El grupo que llegó a reunir a 120 mujeres para coser mascarillas para hospitales como el Hospital de la Universidad de Chile, del Pino y El Salvador. Hoy, luego de haber realizado más de 7.000 unidades con una red de voluntarias, se adentra con nuevos productos: toallas higiénicas ecológicas, almohadas para pacientes intubados e incluso están en proceso de crear una cooperativa.

  • 6 julio, 2020

La idea se gestó a mediados de marzo. La bioquímica Patricia Romero (34), más conocida como Icha, fue contactada por la agrupación Médicos en Resistencia, desde donde le plantearon la inquietud de la falta de mascarillas para el personal de la salud en algunos recintos hospitalarios. Romero, que es profesora de técnicas textiles latinoamericanas, decidió entonces contactar a cinco amigas -Patricia Ogaz, Katherinne Navarrete, Bárbara Valdivia, María José Ortíz y Beatriz O’Brien- para comenzar a idear lo que hoy se conoce como “Costureras a toda máquina”. El primer paso fue investigar cómo podría imitar una mascarilla del tipo N95, que brindara protección y seguridad. Cuando llegó al diseño, luego de días de estudio, análisis de telas y pruebas -el que está en proceso de certificación en el Cibyb de la U de Chile- el grupo comenzó a idear un manual público y armar una red de costureras que se basaran en esas instrucciones y crearan las mascarillas con sus cinco capas de tela. Hoy son 120 costureras voluntarias.

Entre telas

Uno de los sellos de Costureras a toda máquina es que sus mascarillas se anudan con cintas de algodón, sin elástico, y que no se apoyan en las orejas. Esto se diseñó así ya que personal de la salud les manifestó que con los turnos extendidos por la pandemia de Covid-19, el roce de las cuerdas les hacían heridas.

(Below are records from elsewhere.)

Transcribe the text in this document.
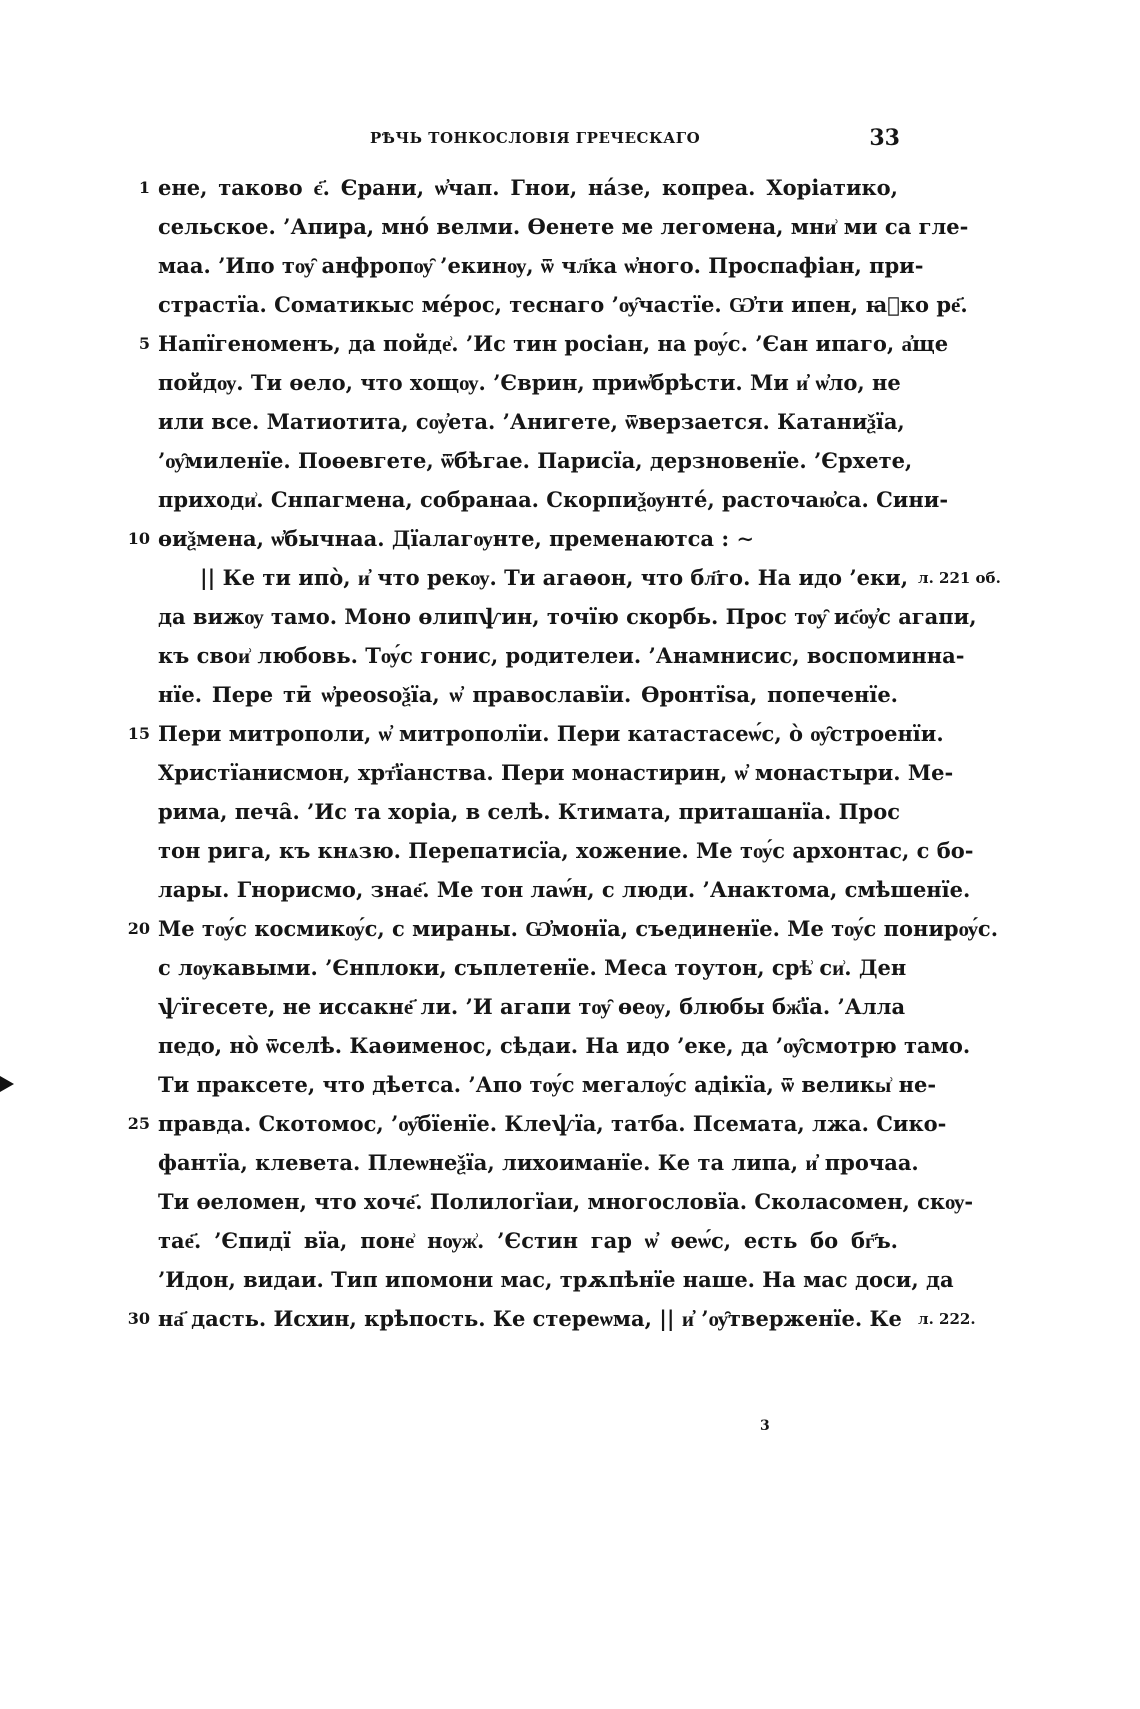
РѢЧЬ ТОНКОСЛОВІЯ ГРЕЧЕСКАГО	33
ене, таково є҃. Єрани, ѡ҆чап. Гнои, на́зе, копреа. Хоріатико,
сельское. ’Апира, мно́ велми. Өенете ме легомена, мни͗ ми са гле-
маа. ’Ипо тѹ̑ анфропѹ̑ ’екинѹ, ѿ чл҃ка ѡ҆ного. Проспафіан, при-
страстїа. Соматикыс ме́рос, теснаго ’ѹ̑частїе. Ѡ҆ти ипен, ꙗ҆ко ре҃.
Напїгеноменъ, да пойде͗. ’Ис тин росіан, на рѹ́с. ’Єан ипаго, а҆ще
пойдѹ. Ти өело, что хощѹ. ’Єврин, приѡ҆брѣсти. Ми и҆ ѡ҆ло, не
или все. Матиотита, сѹ҆ета. ’Анигете, ѿверзается. Катаниѯїа,
’ѹ̑миленїе. Поөевгете, ѿбѣгае. Парисїа, дерзновенїе. ’Єрхете,
приходи͗. Снпагмена, собранаа. Скорпиѯѹнте́, расточаю҆са. Сини-
өиѯмена, ѡ҆бычнаа. Дїалагѹнте, пременаютса : ∼
|| Ке ти ипо̀, и҆ что рекѹ. Ти агаөон, что бл҃го. На идо ’еки,
да вижѹ тамо. Моно өлипѱин, точїю скорбь. Прос тѹ̑ ис҃ѹ҆с агапи,
къ свои͗ любовь. Тѹ́с гонис, родителеи. ’Анамнисис, воспоминна-
нїе. Пере тӣ ѡ҆реоѕоѯїа, ѡ҆ православїи. Өронтїѕа, попеченїе.
Пери митрополи, ѡ҆ митрополїи. Пери катастасеѡ́с, о̀ ѹ̑строенїи.
Христїанисмон, хрт҃їанства. Пери монастирин, ѡ҆ монастыри. Ме-
рима, печа̑. ’Ис та хоріа, в селѣ. Ктимата, приташанїа. Прос
тон рига, къ кнѧзю. Перепатисїа, хожение. Ме тѹ́с архонтас, с бо-
лары. Гнорисмо, знае҃. Ме тон лаѡ́н, с люди. ’Анактома, смѣшенїе.
Ме тѹ́с космикѹ́с, с мираны. Ѡ҆монїа, съединенїе. Ме тѹ́с понирѹ́с.
с лѹкавыми. ’Єнплоки, съплетенїе. Меса тоутон, срѣ͗ си͗. Ден
ѱїгесете, не иссакне҃ ли. ’И агапи тѹ̑ өеѹ, блюбы бж҃їа. ’Алла
педо, но̀ ѿселѣ. Каөименос, сѣдаи. На идо ’еке, да ’ѹ̑смотрю тамо.
Ти праксете, что дѣетса. ’Апо тѹ́с мегалѹ́с адікїа, ѿ великы͗ не-
правда. Скотомос, ’ѹ̑бїенїе. Клеѱїа, татба. Псемата, лжа. Сико-
фантїа, клевета. Плеѡнеѯїа, лихоиманїе. Ке та липа, и҆ прочаа.
Ти өеломен, что хоче҃. Полилогїаи, многословїа. Сколасомен, скѹ-
тае҃. ’Єпидї вїа, поне͗ нѹж͗. ’Єстин гар ѡ҆ өеѡ́с, есть бо бг҃ъ.
’Идон, видаи. Тип ипомони мас, трѫпѣнїе наше. На мас доси, да
на҃ дасть. Исхин, крѣпость. Ке стереѡма, || и҆ ’ѹ̑тверженїе. Ке
1
5
10
15
20
25
30
л. 221 об.
л. 222.
3
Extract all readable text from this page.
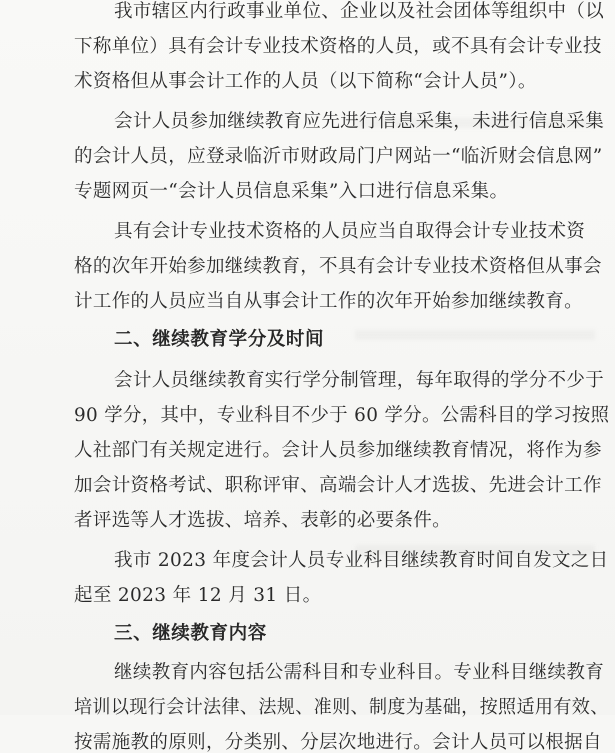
我市辖区内行政事业单位、企业以及社会团体等组织中（以
下称单位）具有会计专业技术资格的人员，或不具有会计专业技
术资格但从事会计工作的人员（以下简称“会计人员”）。
会计人员参加继续教育应先进行信息采集，未进行信息采集
的会计人员，应登录临沂市财政局门户网站一“临沂财会信息网”
专题网页一“会计人员信息采集”入口进行信息采集。
具有会计专业技术资格的人员应当自取得会计专业技术资
格的次年开始参加继续教育，不具有会计专业技术资格但从事会
计工作的人员应当自从事会计工作的次年开始参加继续教育。
二、继续教育学分及时间
会计人员继续教育实行学分制管理，每年取得的学分不少于
90 学分，其中，专业科目不少于 60 学分。公需科目的学习按照
人社部门有关规定进行。会计人员参加继续教育情况，将作为参
加会计资格考试、职称评审、高端会计人才选拔、先进会计工作
者评选等人才选拔、培养、表彰的必要条件。
我市 2023 年度会计人员专业科目继续教育时间自发文之日
起至 2023 年 12 月 31 日。
三、继续教育内容
继续教育内容包括公需科目和专业科目。专业科目继续教育
培训以现行会计法律、法规、准则、制度为基础，按照适用有效、
按需施教的原则，分类别、分层次地进行。会计人员可以根据自
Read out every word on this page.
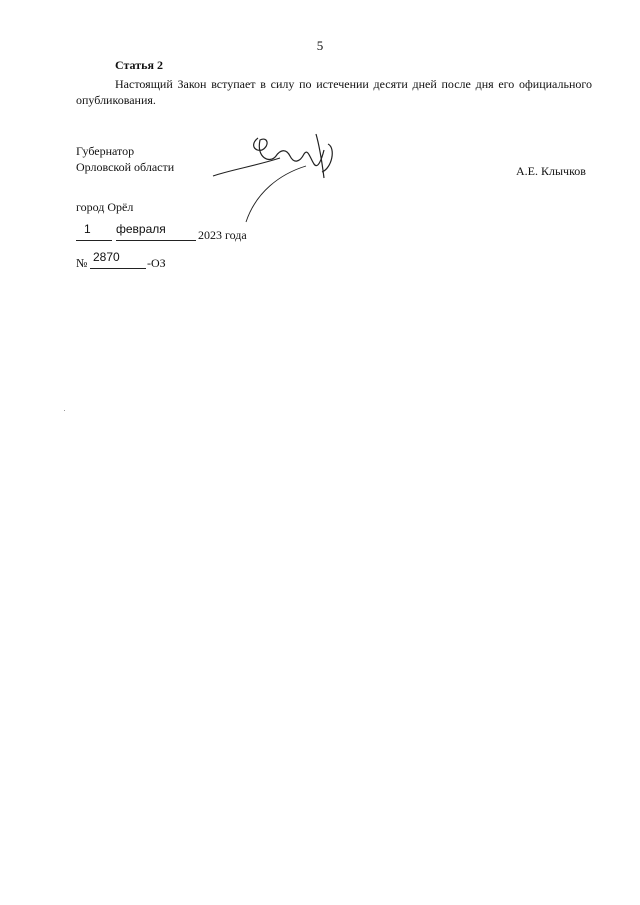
5
Статья 2
Настоящий Закон вступает в силу по истечении десяти дней после дня его официального опубликования.
Губернатор
Орловской области	А.Е. Клычков
город Орёл
1 февраля	2023 года
№ 2870 -ОЗ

En el peak de producción, llegaron a realizar mil mascarillas semanales, cifra que actualmente bajó a 200 o 300 dependiendo la semana. “La cuarentena total en la Región Metropolitana incidió en esta baja ya que las costureras no pueden ir a los centros de acopio a buscar el material para coser”, explica la socióloga Beatriz O’Brien, una de las cinco fundadoras de la agrupación.

Junto con la llegada de las voluntarias, hubo un llamado a donar desde los tres mil pesos que les cuesta fabricar diez mascarillas. En ese llamado recibieron donaciones de telas también como es el caso de Aramark, que donó uniformes antiguos. Con las donaciones que recaudaron donaron siete mil unidades a diferentes hospitales y CESFAM no solo en Santiago, sino también en regiones.

Con el pasar de las semanas, la demanda fue bajando y una de las fundadoras planteó la idea de continuar con la agrupación pero comenzar a hacer otros productos. Fue en esos días cuando desde la toma Dignidad en La Florida le manifestaron que su principal necesidad eran las toallitas femeninas. Así, llegaron a un diseño hecho de tela que logra ser cómodo, lavable y reutilizable. Este lunes comenzarán con la primera tanda de entregas de mil unidades.

El equipo se encuentra diseñando dos productos más: mascarillas con mica transparentes para personas sordas y un modelo de cojín para pacientes intubados. Este último, cuenta O’Brien, es más complejo de realizar por lo que les ha tomado más tiempo llegar al prototipo correcto.

“El próximo paso es proyectarnos en el tiempo”, dice. A través de una cooperativa y un plan de negocios público, pretenden replicar el modelo en otras regiones y así mejorar la calidad de vida de las costureras, que según la Fundación Sol son 500 mil solo en la Región Metropolitana. Partirán por Pucón y Alto Hospicio, donde las contactaron para imitar el trabajo.